Tagg Rethinks Hopeful for Maiden Winner
Barclay Tagg said Friday he has cooled on the idea of running Funny Cide's Sackatoga stablemate Saratoga Episode in the Hopeful (gr. I) Aug. 30.

The 2-year-old New York-bred broke his maiden in his second start Aug. 15 by 1 1/2 lengths. He was nominated to the Hopeful, which will also feature impressive juveniles Birdstone and Chapel Royal.

"I nominated him just in case it fell apart or something, but that's not really on my list of things to do," Tagg said. "I don't think he's shown that much yet. He's been a nice horse, but I don't think he has the figures for that.

"I don't like to cut off options two weeks ahead of time. Horses are funny. You never know what direction they're going to go or what's going to happen to other people's horses."

If he follows his normal schedule, Tagg will likely work Saratoga Episode on Monday. Where he goes from there is up in the air, though the $100,000 Bertram F. Bongard at Belmont Sept. 28 could be a possibility.

"I work them 10 days after they run, just give them an easy half-mile. It's kind of a routine thing," Tagg said. "He's doing great."

Solar Man's Delayed Return
It took two months, but trainer James Bond finally got Solar Man back into another race.

An impressive maiden winner in his third turf try June 28 at Belmont Park, Solar Man returns in Saturday's 12th race, the finale of the Travers Day card.

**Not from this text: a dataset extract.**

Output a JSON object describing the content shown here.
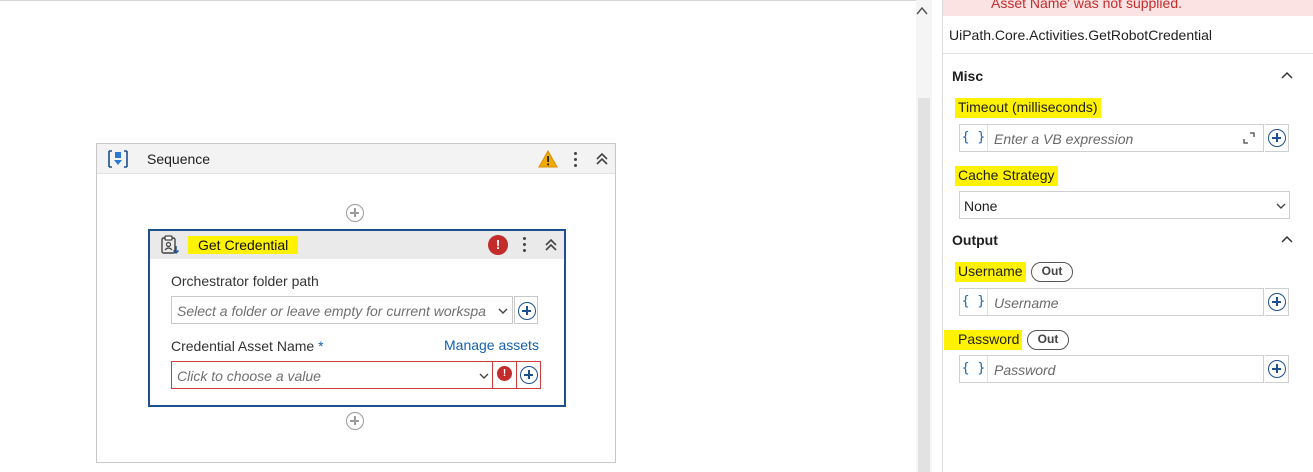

Ridden by Mike Luzzi, Solar Man was a 9-1 upset winner that day against older horses.

"I thought he ran real good last time," Bond said. "He broke his maiden, and it looked like he did it the right way. I don't want to look too far ahead, but he's ready to run."

Bond had to wait out the weather for all of his grass horses, which delayed Solar Man's return. He is a 3-year-old son of Deputy Commander, who won the 1997 Travers, beating the Bond-trained Behrens.

"He was in one of those situations where every time I had him where I wanted him, the weather kicked up. When we finally got him in, the turf was great and he kicked butt," Bond said. "He's a nice horse and he's doing good at the right

Around the Spa
Todd Pletcher won with one of his four starters on Friday, extending his meet-record total to 31 victories in 27 days.... Trainer Phil Serpe was fined $5,000 on Friday for "displaying extreme temper" toward chief examining veterinarian Dr. Celeste Kunz. Half the fine was waived provided Serpe has no further confrontations.